The new report estimates that it could cost between £50million and £110million depending on whether a new pier was built and the type of port it is.

Two options presented are a transit port where ships stay for one or two days and passengers disembark to visit local areas which would require five acres of land for the ground facilities, or a turnaround port where passengers start or finish the journey so all passengers change and supplies are loaded, which would require 20 acres of land.

And it looks at eight options for berthing cruise ships which it estimates will only visit one at a time, with seven involving anew pier and one looking at a ship berthing off the sea wall.

Councillor John McMillan, cabinet spokesperson for economic development and tourism, said: “The former Cockenzie Power Station site provides a tremendous prospect for growth of the local economy and for providing new employment opportunities for both current and future generations.

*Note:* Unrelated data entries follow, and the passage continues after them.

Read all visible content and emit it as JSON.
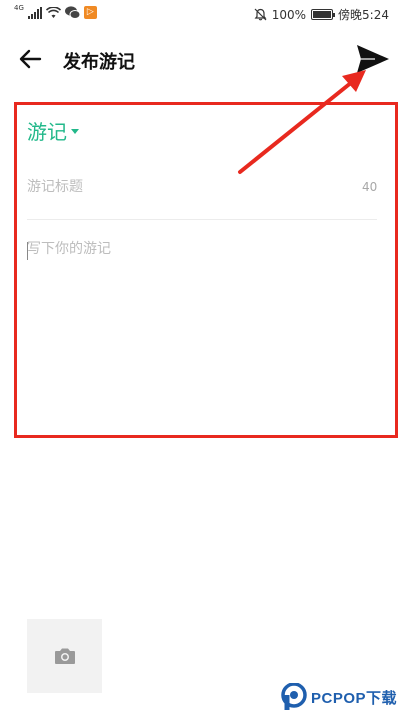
{
  "status_bar": {
    "signal_label": "4G",
    "battery_text": "100%",
    "battery_level": 1.0,
    "carrier_time": "傍晚5:24"
  },
  "header": {
    "title": "发布游记",
    "back_icon": "arrow-left-icon",
    "send_icon": "send-paper-plane-icon"
  },
  "editor": {
    "category_label": "游记",
    "title_placeholder": "游记标题",
    "title_max_chars": "40",
    "body_placeholder": "写下你的游记"
  },
  "attachments": {
    "add_photo_icon": "camera-icon"
  },
  "watermark": {
    "text": "PCPOP下载"
  },
  "colors": {
    "accent": "#22b88a",
    "annotation": "#e8291f",
    "watermark": "#1f5fae"
  }
}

"It’s important that careful consideration is made at these initial stages of ideas generation to assess the costs and benefits of a potential development project as well as to take into account global trends that may impact on economic development including climate change and lessons learned from the covid-19 pandemic.

"“Advantages of the Cockenzie site include having adequate water depth relatively close to shore that can accommodate the size of cruise vessels anticipated coming into the Firth of Forth and the opportunity to create a purpose-built facility not currently available elsewhere within the south east Scotland coastal inlets. However we must also weigh up the costs required to establish such a facility and the potential income and employment benefits for East Lothian.”